Samuels-Thomas Scores Game Winner in First Game for Quinnipiac After Transfer
by Joshua Seguin/CHN Writer
ORONO, Maine In the closing moments of a game, anyone on the ice can score the game-winning goal, sometimes someone who a fan might least expect it from is the one who provides the drama.
On Saturday night against Maine, a long-awaited appearance by transfer Jordan Samuels-Thomas turned into a night that he won't soon forget. Samuels-Thomas not only appeared in a crucial opening night matchup, but he scored the game-winning goal with 1:26 remaining in regulation, propelling the Bobcats to a big win.
"He was a player at Bowling Green," said Quinnipiac Coach Rand Pecknold. "He was their leading scorer in his two seasons there. He had a tough year to sit and tonight he was rewarded for his hard work."
Samuels-Thomas is Connecticut-raised; he grew up 40 minutes from Quinnipiac University. His transfer from Bowling Green is one that Quinnipiac will reap the benefits of in the next two seasons. In his two prior seasons with Bowling Green he led the team with 25 and 21 points, respectively. But the team was mired in poor seasons.
"I was at Bowling Green for my first two seasons," said Samuels-Thomas. "It was kind of rough at times and I transferred because a lot of losses around the program,"
Per NCAA rules, Samuels-Thomas had to redshirt a year before he could play for Quinnipiac. Saturday night’s game against Maine was his Quinnipiac debut. He currently has two years left of eligibility and his name will be one that Quinnipiac fans will hear a lot of.
"It was a really long year for me," Samuels-Thomas said. "Coming back in my first game was great and it was a little rough at times. To get rewarded for all the hard work was a blessing for me."

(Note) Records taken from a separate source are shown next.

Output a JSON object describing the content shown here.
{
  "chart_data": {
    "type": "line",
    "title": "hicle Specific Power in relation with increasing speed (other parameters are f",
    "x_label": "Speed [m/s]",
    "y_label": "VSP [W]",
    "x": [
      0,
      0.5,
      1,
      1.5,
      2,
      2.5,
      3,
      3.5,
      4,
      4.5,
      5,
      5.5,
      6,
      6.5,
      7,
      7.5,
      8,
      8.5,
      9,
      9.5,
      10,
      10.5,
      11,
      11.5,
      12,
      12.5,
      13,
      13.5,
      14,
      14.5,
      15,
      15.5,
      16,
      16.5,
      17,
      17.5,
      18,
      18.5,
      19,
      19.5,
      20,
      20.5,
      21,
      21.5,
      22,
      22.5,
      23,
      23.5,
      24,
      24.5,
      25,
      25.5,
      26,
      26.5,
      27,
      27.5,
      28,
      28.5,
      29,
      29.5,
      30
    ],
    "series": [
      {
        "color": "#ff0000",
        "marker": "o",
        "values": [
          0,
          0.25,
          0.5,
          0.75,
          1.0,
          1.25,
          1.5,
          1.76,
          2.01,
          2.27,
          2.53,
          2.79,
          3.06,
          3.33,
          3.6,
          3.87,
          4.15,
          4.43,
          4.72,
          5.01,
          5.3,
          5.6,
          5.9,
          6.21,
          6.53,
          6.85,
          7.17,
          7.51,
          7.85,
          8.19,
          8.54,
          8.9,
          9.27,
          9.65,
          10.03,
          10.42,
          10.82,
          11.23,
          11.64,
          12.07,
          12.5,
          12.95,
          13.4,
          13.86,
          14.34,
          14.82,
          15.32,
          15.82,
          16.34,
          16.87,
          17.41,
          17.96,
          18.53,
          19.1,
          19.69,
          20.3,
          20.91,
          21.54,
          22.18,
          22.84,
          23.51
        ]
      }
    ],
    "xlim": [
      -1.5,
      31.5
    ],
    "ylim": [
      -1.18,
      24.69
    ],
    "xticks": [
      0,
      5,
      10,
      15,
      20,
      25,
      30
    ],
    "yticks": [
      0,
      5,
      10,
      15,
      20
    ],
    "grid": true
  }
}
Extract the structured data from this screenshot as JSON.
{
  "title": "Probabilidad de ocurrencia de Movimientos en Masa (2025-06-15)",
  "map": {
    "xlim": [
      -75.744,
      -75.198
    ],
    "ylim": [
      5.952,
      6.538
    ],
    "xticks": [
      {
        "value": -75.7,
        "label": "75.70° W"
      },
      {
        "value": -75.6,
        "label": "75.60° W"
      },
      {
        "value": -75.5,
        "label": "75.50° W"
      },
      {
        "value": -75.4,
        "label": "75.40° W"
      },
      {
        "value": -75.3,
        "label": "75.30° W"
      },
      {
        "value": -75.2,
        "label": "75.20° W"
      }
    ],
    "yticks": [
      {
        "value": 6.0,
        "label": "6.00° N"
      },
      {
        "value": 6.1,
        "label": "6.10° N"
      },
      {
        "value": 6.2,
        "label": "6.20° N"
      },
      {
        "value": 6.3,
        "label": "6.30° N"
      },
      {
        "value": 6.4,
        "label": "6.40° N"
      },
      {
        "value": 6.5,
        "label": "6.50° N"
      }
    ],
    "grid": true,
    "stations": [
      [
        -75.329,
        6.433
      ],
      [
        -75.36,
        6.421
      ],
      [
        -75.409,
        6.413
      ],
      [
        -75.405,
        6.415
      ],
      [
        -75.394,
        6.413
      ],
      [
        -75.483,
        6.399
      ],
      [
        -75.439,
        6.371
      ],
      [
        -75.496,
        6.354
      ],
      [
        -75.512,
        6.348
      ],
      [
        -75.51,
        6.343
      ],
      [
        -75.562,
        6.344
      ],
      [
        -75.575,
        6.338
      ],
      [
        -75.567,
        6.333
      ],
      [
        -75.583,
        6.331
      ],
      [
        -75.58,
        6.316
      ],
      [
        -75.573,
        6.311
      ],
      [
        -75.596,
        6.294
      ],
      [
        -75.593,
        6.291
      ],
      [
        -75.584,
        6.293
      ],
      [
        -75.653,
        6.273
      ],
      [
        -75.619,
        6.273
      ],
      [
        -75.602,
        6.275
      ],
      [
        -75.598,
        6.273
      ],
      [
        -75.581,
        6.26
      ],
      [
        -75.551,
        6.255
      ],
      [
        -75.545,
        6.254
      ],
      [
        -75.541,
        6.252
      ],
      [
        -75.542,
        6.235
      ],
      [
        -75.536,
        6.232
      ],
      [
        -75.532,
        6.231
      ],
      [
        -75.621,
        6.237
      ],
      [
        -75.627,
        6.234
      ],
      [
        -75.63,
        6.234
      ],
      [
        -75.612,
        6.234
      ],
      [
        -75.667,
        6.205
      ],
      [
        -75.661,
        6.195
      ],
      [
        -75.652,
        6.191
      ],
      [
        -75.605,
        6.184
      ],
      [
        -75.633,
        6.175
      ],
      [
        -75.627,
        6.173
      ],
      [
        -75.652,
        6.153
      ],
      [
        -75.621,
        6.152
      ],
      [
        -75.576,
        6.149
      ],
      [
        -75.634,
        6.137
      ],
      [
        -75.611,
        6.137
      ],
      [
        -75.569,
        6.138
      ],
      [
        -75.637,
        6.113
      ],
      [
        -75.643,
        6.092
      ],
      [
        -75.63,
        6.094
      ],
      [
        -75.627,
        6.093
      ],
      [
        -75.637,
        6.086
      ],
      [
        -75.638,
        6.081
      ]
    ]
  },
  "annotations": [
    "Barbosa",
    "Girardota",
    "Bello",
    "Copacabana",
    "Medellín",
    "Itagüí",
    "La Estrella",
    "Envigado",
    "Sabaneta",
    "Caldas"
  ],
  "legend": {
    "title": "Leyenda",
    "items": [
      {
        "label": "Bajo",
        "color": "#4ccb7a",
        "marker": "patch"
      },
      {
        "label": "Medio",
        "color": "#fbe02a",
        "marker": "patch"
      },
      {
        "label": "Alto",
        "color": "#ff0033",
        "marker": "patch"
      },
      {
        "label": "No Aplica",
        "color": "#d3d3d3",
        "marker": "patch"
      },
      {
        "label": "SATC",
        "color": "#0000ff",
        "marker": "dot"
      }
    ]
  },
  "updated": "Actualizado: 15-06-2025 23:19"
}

Sitting out a year is a tough decision to make for any player. His move to Quinnipiac made sense for both player and team. His addition will boost a program which comes in with high expectations, trying to get over a hump that has seen flashes of greatness, but hasn't yet consistently risen into the ECAC elite.
"It was rough and all I did was practice," said Samuels-Thomas. "When the team went on the road I would go home for the weekend. The season flew by though and I would kind of countdown the days to (this) season."
Coaching turmoil is usually a major factor in players that transfer and that is the case with Samuels-Thomas. After the 2010 season, Bowling Green replaced then-interim coach Dennis Williams, who took over from Dennis Paluch the summer before. This meant not only was Samuels-Thomas left without the coach who recruited him, but he was without all the coaches that he felt comfortable with.
In the midst of the turmoil at Bowling Green, Samuels-Thomas decided to transfer to Quinnipiac after he played one year under Chris Bergeron. His decision was important to him as he was able to move closer to home and his family.
"We had three coaches in my time there," said Samuels-Thomas. "I kind of wanted to come somewhere with stability and I’m from Connecticut. Coach Pecknold has been here for 18-19 years now, it was good to come back home. I am thankful and it’s a blessing that I came here."
Ironically, Pecknold nearly left Quinnipiac over the summer, having been wooed heavily by Massachusetts.
At 6-foot-3, 190 pounds, Samuels-Thomas would be considered a well-sized forward in college hockey. His presence on the left wing with veteran senior, Jeremy Langlois, as his center is something that will be a big boost this season for Quinnipiac. Langlois had the assist on the Samuels-Thomas goal that gave Quinnipiac the win and a second assist on the Bobcats’ first goal.
"Him scoring the game-winner with 1:26 left to go in the game is unbelievable," said senior forward Jeremy Langlois. "He spent the whole year last year practicing and playing the grind. He hung out with the team but it’s hard when you aren't getting the reward of actually playing in the games. To have a freshman score our first one and him score our second, it is a really good start for the team."
The late goal came with a twist, ruining the opportunity for the two teams to play 4-on-4 overtime. Teams are allowed to agree, in non-conference games, to play 4-on-4 in overtime, and Pecknold and Maine coach Tim Whitehead are considered two big proponents for 4-on-4 OTs to be universal.
Quinnipiac already has the dynamic duo on the first line of the Jones twins and with Samuels-Thomas stepping in on the second line, Quinnipiac should have two lines that compete with the top of the ECAC. Scoring a game winner in such an important game for the Bobcats may prove to be one of the highlights of Samuels-Thomas’ career, but scoring it after a year of sitting it has to be a confidence booster. It is seemingly a reward for all the hard work that he went through.